昨日の新聞に三菱一号館の復元記事が載っていました。オフィスビルが日本に出来た最初の頃のビルで、その辺りは通称“一丁倫敦”と言われ、ロンドンの街並に似ていました。私は前職で建築の専門図書館で仕事をしていたので、一丁倫敦と言われた当時の写真や図面などに触れる機会がありました。ビルの美しさだけではなく、そこを通る人や車など、とても素敵だなぁと思っていました。今回の建築では一号館の復元ビルと、背後に高層ビルが建っており、一号館内には美術館ができるそうです。丸の内にちゃんとした美術館があるといいな、と思っていたので楽しみですが、ブータンへ行ってしますので見に行くのはいつになるでしょうか。最近は前の形を復元したビルがたくさんありますが、デザインは似ていても否なる物で、私はいつも残念に思うのです。どうして日本はそういったパターンにしか出来ないのでしょうか。壊して建て替えるのではなく、外観や内装を活かし、構造を強化することは出来ないもんでしょうかねえ。私は最初に勤めた時の“丸の内ビルヂング”がとても好きでした。旧丸ビルに思いが在る人はたくさん居ると思います。私のお気に入りはお手洗いでした。広々として、いつもお掃除の方がなめるように磨みてピカピカで石はすり減っていましたが、光り輝くお手洗いでした。
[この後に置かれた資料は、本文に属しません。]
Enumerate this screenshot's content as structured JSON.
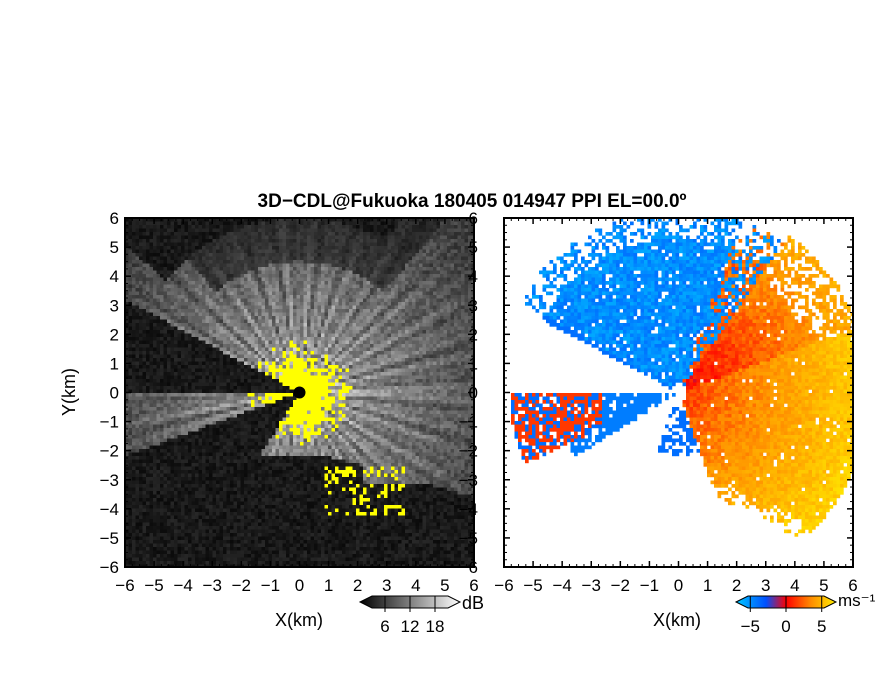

その丸ビルの基礎には松杭が5000本以上埋まっており、水分があったので全く腐ってはいませんでした。その松杭を使った記念品をいくつか手がけました。建替えの頃は環境保全の担当で野鳥の自然情報センターをやっていたので、松を使ってフクロウの置物を2種類作りました。朝日と読売に出たので反響が大きく即売し、その後も何ヶ月にも渡り問い合わせがありました。そこまで愛されるビルって、すごいと思います。愛されるビルにはそこを使う人達の思いが宿り、ビル自体に魂があると思います。日本ではそんな素敵なビルを壊して、なんとなく似た感じの直線的なビルを建てます。味がありません。ビルに思いが湧きません。そんなビルは働くのも見るのも疲れてしまいます。一度壊してしまったら、おしまいなのです。新しいことが全て良いとか限りません。古ければ古いほど良いものはいっぱいありますね。彼が来日中に銀座に用事があり、その帰りに歌舞伎座に寄りました。既に建替えが決っているそうです。